The new unit would surpass the current wealth and personal banking division in size and would house more than 90,000 employees. However, the merger could lead to job cuts in areas where there are overlapping roles, such as trade finance, payments solutions, credit, and lending.

Georges Elhedery, the Lebanese-born banker, became group chief executive in July and officially took charge on 2 September.

Previously serving as chief financial officer, Elhedery has prioritised cost-cutting, continuing the plan set by his predecessor, Noel Quinn, though Quinn was in disagreement with the proposal previously.

As part of this shift, Elhedery transferred Barry O'Byrne, the head of commercial banking, to lead the wealth and personal banking division as the first step in implementing the new strategy.

In recent years, HSBC has shifted its focus from Western markets, such as the US, France, and Canada, to more profitable regions in Asia, amidst growing geopolitical tensions.

Rising expenses in the second quarter weigh on performance

HSBC beat expectations in the second quarter earnings, thanks to a high-interest environment. However, the year-on-year pretax profit declined, partially due to rising expenses.

The European largest bank reported operating expenses of $8.1bn (€7.3bn), up 3% from a year ago, owing to higher technology costs and inflation impacts, as stated in its earnings report. 

Amid trends of lower interest rates by major central banks in the second half of the year, the bank sees urgency to reduce costs, maintaining its profitability.

The bank has already started cost-cutting measures, including slow hiring and reducing travel and entertainment spending. 

Challenges mount for global banks amid central bank rate cuts

Global lenders have reaped significant benefits from rising interest rates over the past two years.

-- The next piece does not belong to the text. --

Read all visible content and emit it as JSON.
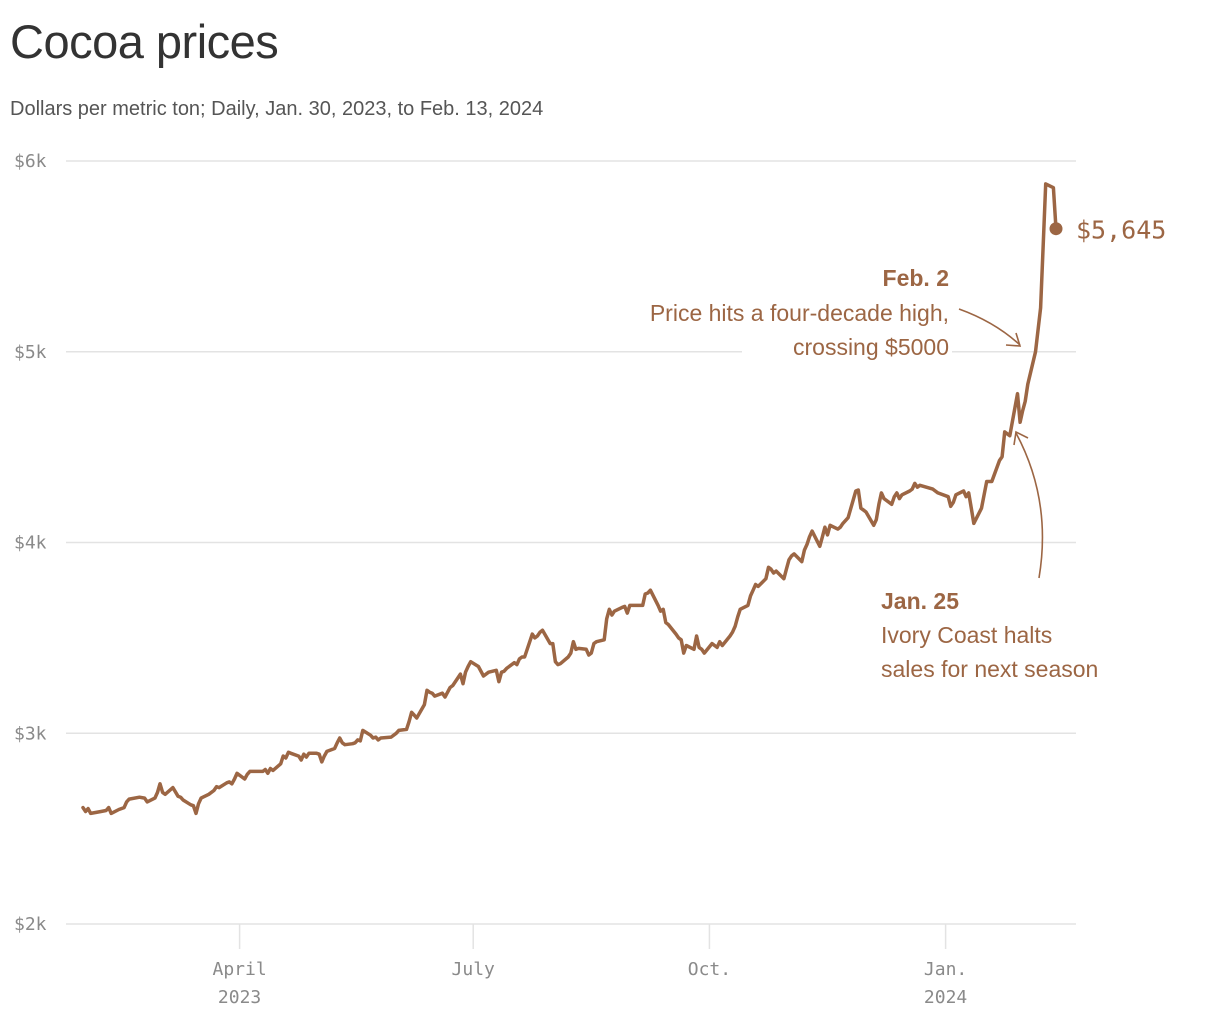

Banks were slow to pass on these higher rates to deposit accounts, while swiftly increasing borrowing rates, resulting in record-high net interest income.

However, major lenders have signalled that their profits have peaked, and lower interest rates are expected to put pressure on future income.

At the same time, investment banking has experienced a resurgence in revenue, driven by central banks' moves towards loosening liquidity.

The European Central Bank is set to announce its interest rate decision on Thursday, with widespread expectations of a second rate cut, following its move in June this year.

The Bank of England enacted its first rate cut since 2020 in August, while the Swiss National Bank, Bank of Canada, and Reserve Bank of New Zealand have also reduced their cash rates.

The US Federal Reserve is expected to follow suit with a rate cut this month, with further reductions anticipated before the year's end.